A recente decisão Superior Tribunal Federal (STF), que manteve inalterada a Lei da Anistia de 1979, nos leva necessariamente à pensar sobre as questões que envolvem a memória, o esquecimento e o perdão.
Segundo Paul Ricouer*, a anistia figura como uma das modalidades dos "abusos do esquecimento". Seria uma forma de "esquecimento institucional", utilizada desde a Idade Antiga, que objetiva combater delitos cometidos por ambas as partes em um período de sedição. Seu projeto confesso: a paz cívica entre os cidadãos.
Porém, sua proximidade semântica e fonética com a amnésia, conformaria um pacto secreto com a denegação (negação) da memória. Teria o efeito de apagar os fatos da memória, afirmando que "nada ocorreu". Portanto, essa forma de "amnésia comandada" leva consigo um abuso do esquecimento na medida em que
"[...] a memória privada e coletiva seria privada da salutar crise de identidade que possibilita uma reapropriação lúcida do passado e de sua carga traumática" (RICOUER, 2007, p. 462).
O autor continua afirmando nesse sentido que a anistia só deveria ser usada como uma forma de 'terapia emergencial'; como um signo de utilidade, não de verdade.
A fronteira que separa a anistia da amnésia poderia ser preservada a partir de um trabalho consciente da memória (e, falando psicanaliticamente, de um trabalho de luto), norteado pelo espírito do perdão.
A fronteira que separa a anistia da amnésia poderia ser preservada a partir de um trabalho consciente da memória (e, falando psicanaliticamente, de um trabalho de luto), norteado pelo espírito do perdão.
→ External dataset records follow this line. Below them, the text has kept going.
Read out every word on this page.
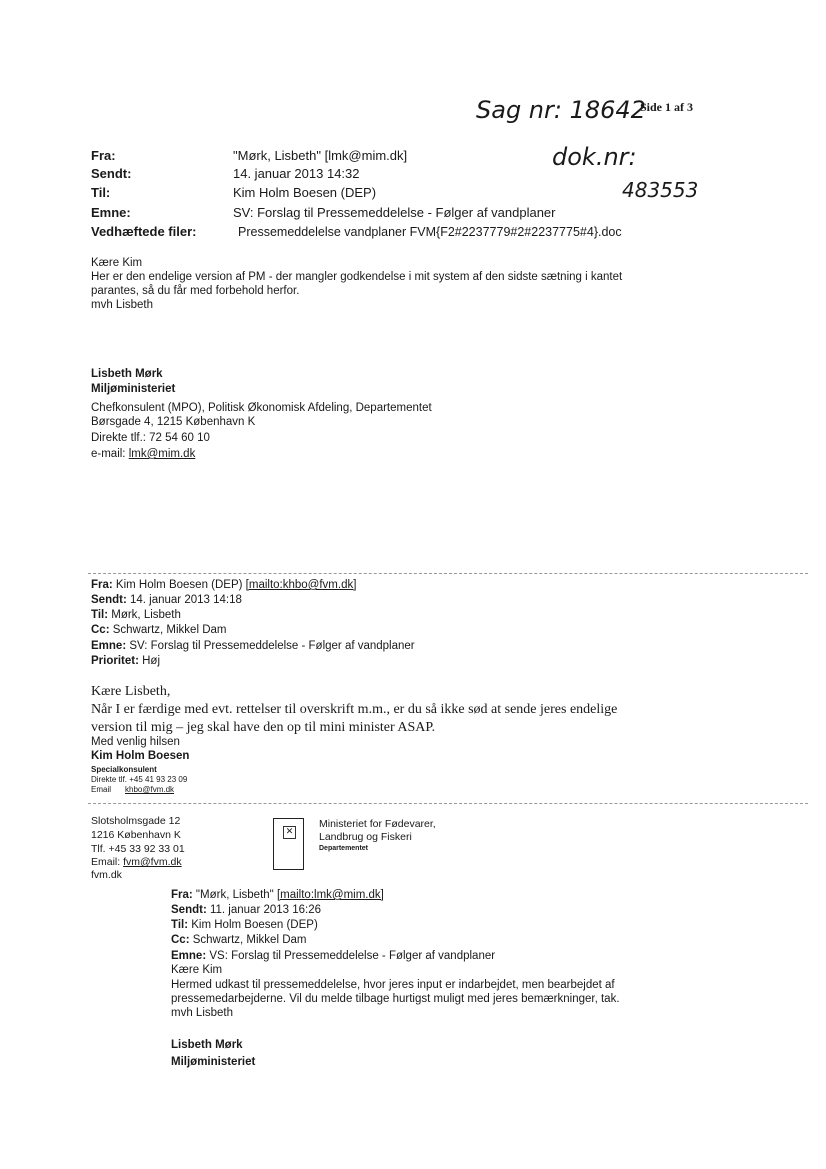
Side 1 af 3
Sag nr: 18642
dok.nr:
483553
Fra:	"Mørk, Lisbeth" [lmk@mim.dk]
Sendt:	14. januar 2013 14:32
Til:	Kim Holm Boesen (DEP)
Emne:	SV: Forslag til Pressemeddelelse - Følger af vandplaner
Vedhæftede filer:	Pressemeddelelse vandplaner FVM{F2#2237779#2#2237775#4}.doc
Kære Kim
Her er den endelige version af PM - der mangler godkendelse i mit system af den sidste sætning i kantet
parantes, så du får med forbehold herfor.
mvh Lisbeth
Lisbeth Mørk
Miljøministeriet
Chefkonsulent (MPO), Politisk Økonomisk Afdeling, Departementet
Børsgade 4, 1215 København K
Direkte tlf.: 72 54 60 10
e-mail: lmk@mim.dk
Fra: Kim Holm Boesen (DEP) [mailto:khbo@fvm.dk]
Sendt: 14. januar 2013 14:18
Til: Mørk, Lisbeth
Cc: Schwartz, Mikkel Dam
Emne: SV: Forslag til Pressemeddelelse - Følger af vandplaner
Prioritet: Høj
Kære Lisbeth,
Når I er færdige med evt. rettelser til overskrift m.m., er du så ikke sød at sende jeres endelige
version til mig – jeg skal have den op til mini minister ASAP.
Med venlig hilsen
Kim Holm Boesen
Specialkonsulent
Direkte tlf. +45 41 93 23 09
Email khbo@fvm.dk
Slotsholmsgade 12
1216 København K
Tlf. +45 33 92 33 01
Email: fvm@fvm.dk
fvm.dk
✕
Ministeriet for Fødevarer,
Landbrug og Fiskeri
Departementet
Fra: "Mørk, Lisbeth" [mailto:lmk@mim.dk]
Sendt: 11. januar 2013 16:26
Til: Kim Holm Boesen (DEP)
Cc: Schwartz, Mikkel Dam
Emne: VS: Forslag til Pressemeddelelse - Følger af vandplaner
Kære Kim
Hermed udkast til pressemeddelelse, hvor jeres input er indarbejdet, men bearbejdet af
pressemedarbejderne. Vil du melde tilbage hurtigst muligt med jeres bemærkninger, tak.
mvh Lisbeth
Lisbeth Mørk
Miljøministeriet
Os que ainda votam contra essas mudanças assentam seus argumentos na idéia de que o Brasil optou pela "concórdia"; que, por ser uma sociedade avançada, optou pelo 'perdão'. Uma sociedade que luta contra seus inimigos com as mesmas armas, clamam eles, direciona-se ao fracasso.
Porém, repensar/rediscutir/rever a Lei de Anistia dos fins da ditadura civil-militar brasileira é, antes de qualquer outra coisa, pensar sobre um passado forçadamente esquecido. Forçadamente marcado pelo esquecimento. Esquecimento que é institucional, que se enraíza no político. Esquecimento que ainda não significa perdão.
*RICOUER, Paul. O esquecimento comandado: a anistia. In: A memória, a história, o esquecimento. Campinas: Editora da Unicamp, 2007, p. 459-462.